Cloud Cuckoo Land

Published: September 28, 2021

In this ambitious follow-up to his Pulitzer Prize-winning “All the Light We Cannot See,” Anthony Doerr delivers in a big way. A huge sweep of a story, “Cloud Cuckoo Land” features no fewer than five plotlines and as many key characters contending with big events, challenges, and questions. 

In some hands, this could have been a big mess. The good news: Doerr’s creation lifts off quickly, soars, and then, like the various wildfowl wheeling through the story, lands with practiced finesse.

“Cloud Cuckoo Land” may sound to some like a ridiculous title, but readers paging through the book’s opening pages will discover – or be reminded – that the name comes from Aristophanes’ 2,400-year-old play “The Birds.” 
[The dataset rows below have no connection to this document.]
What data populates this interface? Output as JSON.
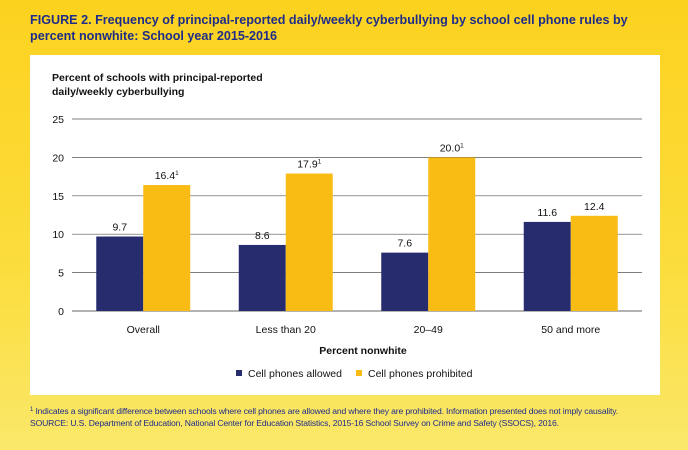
{
  "figure_title": "FIGURE 2. Frequency of principal-reported daily/weekly cyberbullying by school cell phone rules by percent nonwhite: School year 2015-2016",
  "footnote_marker": "1",
  "footnote_text": "Indicates a significant difference between schools where cell phones are allowed and where they are prohibited. Information presented does not imply causality.",
  "source_text": "SOURCE: U.S. Department of Education, National Center for Education Statistics, 2015-16 School Survey on Crime and Safety (SSOCS), 2016.",
  "colors": {
    "allowed": "#262c6e",
    "prohibited": "#f9bc15",
    "title": "#1e2c8a",
    "background": "#fcd21f"
  },
  "chart_data": {
    "type": "bar",
    "ylabel": "Percent of schools with principal-reported daily/weekly cyberbullying",
    "xlabel": "Percent nonwhite",
    "ylim": [
      0,
      25
    ],
    "yticks": [
      "0",
      "5",
      "10",
      "15",
      "20",
      "25"
    ],
    "grid": true,
    "legend_position": "bottom",
    "categories": [
      "Overall",
      "Less than 20",
      "20–49",
      "50 and more"
    ],
    "series": [
      {
        "name": "Cell phones allowed",
        "values": [
          9.7,
          8.6,
          7.6,
          11.6
        ],
        "labels": [
          "9.7",
          "8.6",
          "7.6",
          "11.6"
        ],
        "significant": [
          false,
          false,
          false,
          false
        ]
      },
      {
        "name": "Cell phones prohibited",
        "values": [
          16.4,
          17.9,
          20.0,
          12.4
        ],
        "labels": [
          "16.4",
          "17.9",
          "20.0",
          "12.4"
        ],
        "significant": [
          true,
          true,
          true,
          false
        ]
      }
    ]
  }
}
Here, “Cloud Cuckoo Land” refers to Doerr’s own made-up myth about a hapless shepherd named Aethon journeying to a utopian city “floated in the heavens.” Purportedly written by Diogenes in the first century, the tale threads through the book; fragments of text from recovered pages introduce each chapter. 

In ways both subtle and overt, the myth connects the novel’s chief characters, all of whom face their own journeys in vastly different parts and periods of our world.

There’s Konstance, a 14-year-old aboard a ship called the Argos decades in the future; she shares her quarters with a filament-and-light Artificial Intelligence entity named Sybil. Part of a select group escaping climate-battered Earth for a habitable planet light-years away, Konstance faces the twin challenges of survival and fact-finding after stumbling on a mystery in the ship’s virtual-reality library.